I realize that some readers will take umbrage with this position because of the way they feel about specific guidelines (i.e. the IMB baptism and PPL guidelines, the SWBTS prohibition against women teaching Hebrew, or the use of the Abstract of Principles at SBTS and SEBTS). Now I think it is totally appropriate to debate the merits of a given entity’s guidelines, but I also think it is crucial to preserve the right of denominational parachurch ministries to adopt such guidelines. Remember that almost all Southern Baptists agree that our confession of faith is not an infallible creed but is a living document that is subject to revision as contexts change and new issues arise. It would be a tad awkward for us to claim that the BF&M says all that needs to be said, but then turn around in 15 or 20 years and revised it again (which you can bet will happen-it has happened once a generation thus far).

I like it that the GCR Declaration notes, “Like the best of confessions, the BF&M 2000 speaks most clearly to those doctrines wherein we enjoy greatest agreement and speaks more generally concerning areas where some differing opinions exist.” Simply put, the sections on ecclesiology are more specific than the sections on some of the finer points of soteriology for a reason (we are uniformly Baptist, but not uniformly Calvinist, Arminian, Amyraldian, Calminian, or “biblicist”). I would simply add that the BF&M also is silent on a number of matters wherein our churches are characterized by considerable differences of opinion.

To me the most important part of this article, at least in terms of our future cooperation, is the third paragraph. It is here that we find mention of the oft-debated “theological triage” terminology, a practice that I am convinced almost all of us affirm in principle. I don’t think most of us are debating whether or not we ought to practice such triage, but rather which doctrines fit into which categories (primary, secondary, tertiary). Is one’s position on the number of elders/pastors in each church secondary or tertiary? What about one’s views of election and the extent of the atonement? Are female deacons ever appropriate? Can women teach mixed Sunday School classes and/or choose to work outside the home? What about some practices traditionally associated with Pentecostal, Charismatic, and/or Third Wave Christians? Must one be properly baptized to participate in communion (this one’s particular tricky because the BF&M says one thing–and I agree with what it says–but many [most?] of our churches practice something different)? Where do styles and methods and cultural preferences and strategies fit in? Each of these is a live debate, and the list could go on.

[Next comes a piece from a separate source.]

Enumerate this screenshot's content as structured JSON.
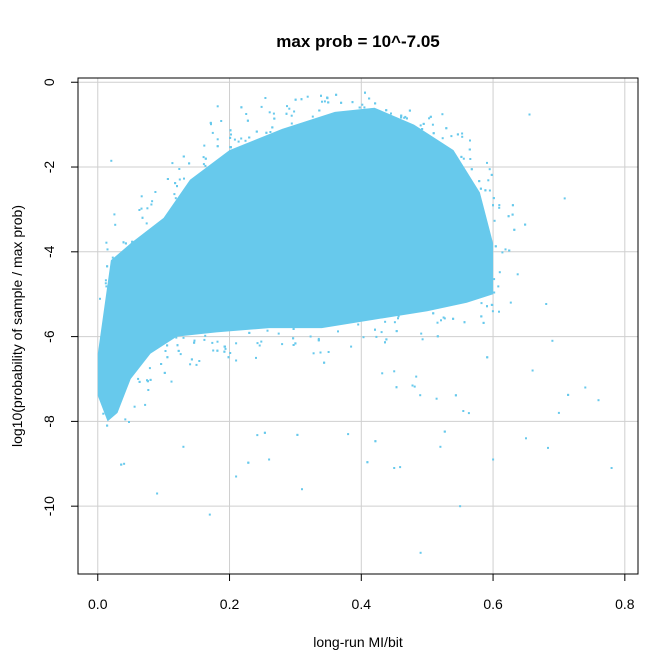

I agree with the GCR Document that the BF&M will help guide us in these debates, but remember, as I mentioned in the last paragraph, the BF&M is ambiguous or even silent on some issues, including most of those mentioned in the previous paragraph. So even more than the BF&M, we will need wisdom and grace from on high as we interpret our inerrant and sufficient Bibles under the lordship of Jesus Christ for the sake of the gospel and the health of our churches and parachurch ministries. To the degree that we do this, I think we will be doing theological triage with biblical integrity and Christian charity.